So there is no db engine? Just plain text formatted in a db style?
Whereas pkg indeed uses a database proper?


----------



## zirias@ (Jul 12, 2022)

What's a "database proper"? There *is* a "db engine". Berkeley DB. On FreeBSD, the code is actually integrated in libc (/lib/libc.so.7). And it definitely isn't "plain text", it's a binary format for storing key-value pairs.

You could say BSDs used "nosql" before it was cool (again).


----------



## covacat (Jul 12, 2022)

pkg uses sqlite3


----------



## Phishfry (Jul 12, 2022)

OK I have to ask. Why? Is there something missing with db?
Not good with large amounts of data? Too many fields?

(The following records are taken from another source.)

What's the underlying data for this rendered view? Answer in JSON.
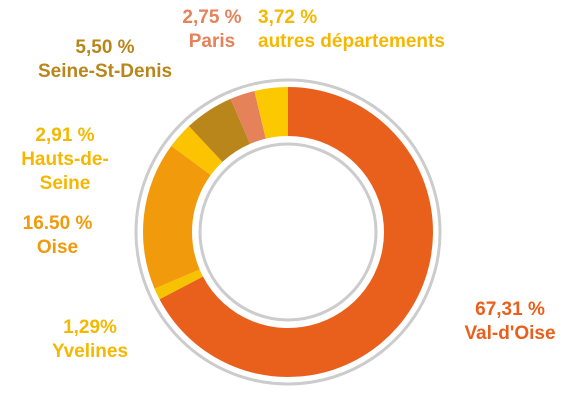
{
  "chart_data": {
    "type": "donut",
    "categories": [
      "Val-d'Oise",
      "Yvelines",
      "Oise",
      "Hauts-de-Seine",
      "Seine-St-Denis",
      "Paris",
      "autres départements"
    ],
    "values": [
      67.31,
      1.29,
      16.5,
      2.91,
      5.5,
      2.75,
      3.72
    ],
    "value_labels": [
      "67,31 %",
      "1,29%",
      "16.50 %",
      "2,91 %",
      "5,50 %",
      "2,75 %",
      "3,72 %"
    ],
    "colors": [
      "#e8601c",
      "#f7c200",
      "#f09a0c",
      "#fbc300",
      "#b8861a",
      "#e5825a",
      "#fcc800"
    ]
  }
}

Why do you think they chose to include a db 'proper'.
You know what I mean. Not a library but a frameworks. sqlite.
Just like Zirias mentions. db is built into the C library and C is quickest right?
What are Berkeley DB pitfalls in this case?


----------



## Phishfry (Jul 12, 2022)

When I build NanoBSD with packages the first time I run `pkg` the database is created (my guess).
The `df -h` size grows from 125MB to 145MB. So pkg database eats 20MB. Not huge but compared to db not small..


----------



## jbo (Jul 12, 2022)

Zirias said:


> On FreeBSD, the code is actually integrated in libc (/lib/libc.so.7).


That seems like an odd (read: _"interesting"_) choice. How did this come to be?


----------



## zirias@ (Jul 12, 2022)

jbodenmann said:


> That seems like an odd (read: _"interesting"_) choice. How did this come to be?


BSD tradition? A BSD system comes with db(3) functionality. It's not uncommon to have _much_ more in libc than just standard C functions, e.g. all the POSIX stuff (which e.g. GNU's glibc has as well). I don't want to know what weird functions MSVCRT.DLL hides 


Phishfry said:


> [pkg, sqlite] OK I have to ask. Why? Is there something missing with db?
> Not good with large amounts of data? Too many fields?


Schemas and indices*. pkg needs a lot more than a single key to access data. Of course, you could implement this on top of BDB, but why should you? Use the right tool for the job. There's probably no strong need for an SQL database, but it doesn't hurt either.


Phishfry said:


> db is built into the C library and C is quickest right?


IIRC, sqlite is implemented in C as well.

*) edit: not sure this is relevant for pkg, but: db(3) is _not_ thread-safe. Newer BDB versions are, AFAIK. Also, there's no such thing as transactions.


----------